Message at Chamber luncheon today
Fiacco

A community needs to have a sense of pride in what it has to offer.

That is the message those attending the regular Yorkton Chamber of Commerce luncheon Thursday heard from guest speaker Pat Fiacco, former Mayor of Regina.

Fiacco related how he was on an airplane and overheard a conversation between someone from Regina and someone from Toronto talking. The Toronto man mentioned he was headed to Regina for a conference, to which the Regina man asked “why come to Regina ...?”

“I couldn’t believe it ... I never forgot that,” said Fiacco.

Later Fiacco would meet with students and found more news he was not expecting to hear.

“What I was hearing was like a punch in the stomach,” he said, noting 75 per cent of students were not looking at the University of Regina, and most were not looking to stay in Regina, or Saskatchewan. The reason, their parents had instilled in the students there were no opportunities locally.

Fiacco said it made him think of his own parents arriving in Regina in 1957 with no money, but an expectation of the opportunities the city offered.

Fiacco would become Regina Mayor in 2000, and when visiting Rochester, NY, said I love New York signs were all over, adding he came to realize “it’s not about those three words, it’s about a feeling.”

So Fiacco said he came back to Regina with a rather simple plan.

“We needed to copy what New York was doing, but design it for Regina,” he said.

Over the ensuing years an I Love Regina campaign was created through consultation, culminating in an inaugural I Love Regina Day.

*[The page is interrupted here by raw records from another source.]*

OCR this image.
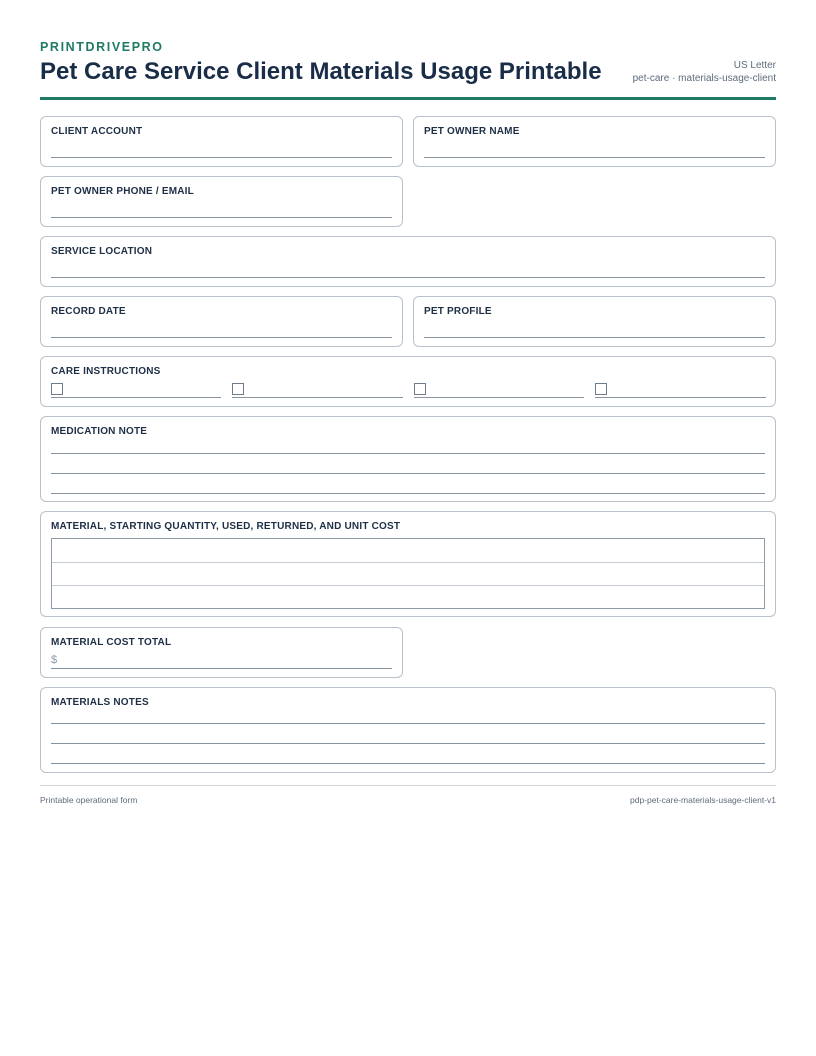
PRINTDRIVEPRO
Pet Care Service Client Materials Usage Printable	US Letter
pet-care · materials-usage-client
CLIENT ACCOUNT	PET OWNER NAME
PET OWNER PHONE / EMAIL
SERVICE LOCATION
RECORD DATE	PET PROFILE
CARE INSTRUCTIONS
MEDICATION NOTE
MATERIAL, STARTING QUANTITY, USED, RETURNED, AND UNIT COST
MATERIAL COST TOTAL
$
MATERIALS NOTES
Printable operational form	pdp-pet-care-materials-usage-client-v1
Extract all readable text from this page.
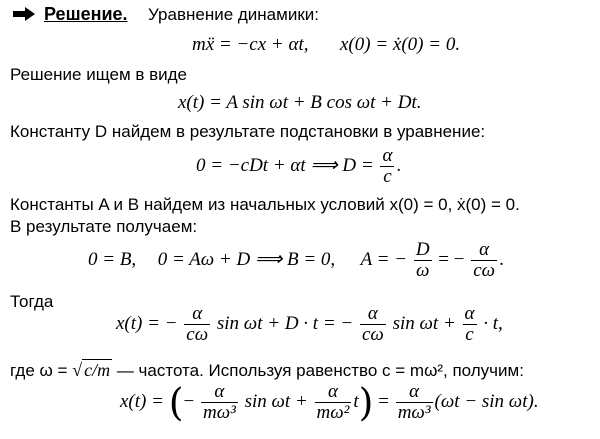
Решение. Уравнение динамики:
mẍ = −cx + αt, x(0) = ẋ(0) = 0.
Решение ищем в виде
x(t) = A sin ωt + B cos ωt + Dt.
Константу D найдем в результате подстановки в уравнение:
0 = −cDt + αt ⟹ $D = \frac{\alpha}{c}$ .
Константы A и B найдем из начальных условий x(0) = 0, ẋ(0) = 0.
В результате получаем:
0 = B, 0 = Aω + D ⟹ B = 0, A = − $\frac{D}{\omega}$ = − $\frac{\alpha}{c\omega}$ .
Тогда
x(t) = − $\frac{\alpha}{c\omega}$ sin ωt + D · t = − $\frac{\alpha}{c\omega}$ $\sin \omega t + \frac{\alpha}{c} \cdot t$,
где ω = √ c/m — частота. Используя равенство c = mω², получим:
x(t) = (− $\frac{\alpha}{\text{mω³}}$ $\sin \omega t + \frac{\alpha}{\text{mω²}} t) = \frac{\alpha}{\text{mω³}} (\omega t - \sin \omega t)$.
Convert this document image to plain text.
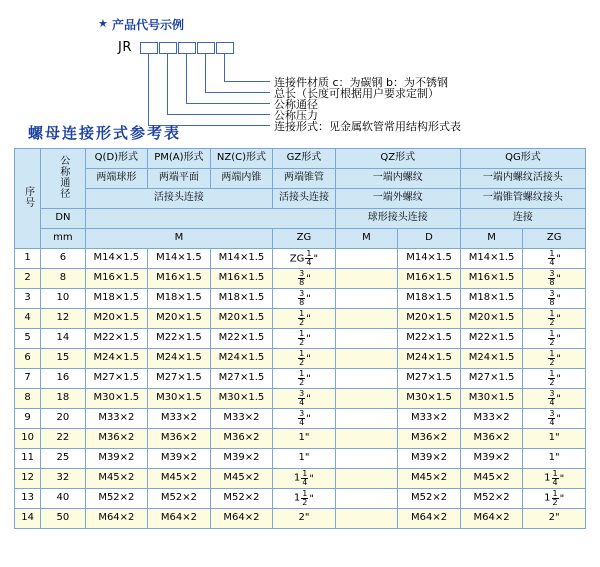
★ 产品代号示例
JR
连接件材质 c：为碳钢 b：为不锈钢
总长（长度可根据用户要求定制）
公称通径
公称压力
连接形式：见金属软管常用结构形式表
螺母连接形式参考表
序号	公称通径	Q(D)形式	PM(A)形式	NZ(C)形式	GZ形式	QZ形式		QG形式	
		两端球形	两端平面	两端内锥	两端锥管	一端内螺纹		一端内螺纹活接头	
		活接头连接			活接头连接	一端外螺纹		一端锥管螺纹接头	
	DN					球形接头连接		连接	
	mm	M			ZG	M	D	M	ZG
1	6	M14×1.5	M14×1.5	M14×1.5	ZG $\frac{1}{4}$ "		M14×1.5	M14×1.5	$\frac{1}{4}$ "
2	8	M16×1.5	M16×1.5	M16×1.5	$\frac{3}{8}$ "		M16×1.5	M16×1.5	$\frac{3}{8}$ "
3	10	M18×1.5	M18×1.5	M18×1.5	$\frac{3}{8}$ "		M18×1.5	M18×1.5	$\frac{3}{8}$ "
4	12	M20×1.5	M20×1.5	M20×1.5	$\frac{1}{2}$ "		M20×1.5	M20×1.5	$\frac{1}{2}$ "
5	14	M22×1.5	M22×1.5	M22×1.5	$\frac{1}{2}$ "		M22×1.5	M22×1.5	$\frac{1}{2}$ "
6	15	M24×1.5	M24×1.5	M24×1.5	$\frac{1}{2}$ "		M24×1.5	M24×1.5	$\frac{1}{2}$ "
7	16	M27×1.5	M27×1.5	M27×1.5	$\frac{1}{2}$ "		M27×1.5	M27×1.5	$\frac{1}{2}$ "
8	18	M30×1.5	M30×1.5	M30×1.5	$\frac{3}{4}$ "		M30×1.5	M30×1.5	$\frac{3}{4}$ "
9	20	M33×2	M33×2	M33×2	$\frac{3}{4}$ "		M33×2	M33×2	$\frac{3}{4}$ "
10	22	M36×2	M36×2	M36×2	1"		M36×2	M36×2	1"
11	25	M39×2	M39×2	M39×2	1"		M39×2	M39×2	1"
12	32	M45×2	M45×2	M45×2	$1 \frac{1}{4}$ "		M45×2	M45×2	$1 \frac{1}{4}$ "
13	40	M52×2	M52×2	M52×2	$1 \frac{1}{2}$ "		M52×2	M52×2	$1 \frac{1}{2}$ "
14	50	M64×2	M64×2	M64×2	2"		M64×2	M64×2	2"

“The stage was full of positivity and it was contagious,” said Fiacco, adding it needs to go beyond the slogan. “Words are good but feelings are better,” he said, adding the effort created “a change in the psyche of our city.

“You can’t just have a slogan without backing it up.”

The back-up included Fiacco establishing a Mayor’s Task Force on the Future of Regina, in order to bring various stakeholders to the table to get them moving forward together.

The same general approach can work in Yorkton, suggested Fiacco.

“Yorkton here, you’re a sleeping giant,” he offered, noting the Gallagher Centre an envy of many communities, the Western Development Museum is a draw, there are local golf courses, the city is close to lakes, there is the annual film festival, all positives.

Fiacco then noted the city slogan ‘where good things happen,” which he said can be an attitude if people buy into it.

But, do we in Yorkton do a good job of telling the world about what this city offers, asked Fiacco.

“I don’t have to tell you this but Yorkton has huge potential,” he said, adding “it’s time you start blowing your own horn.

“You need to tell the world about the good things that happen ... You’ve got to tell your story. It’s not bragging. It’s just the truth.”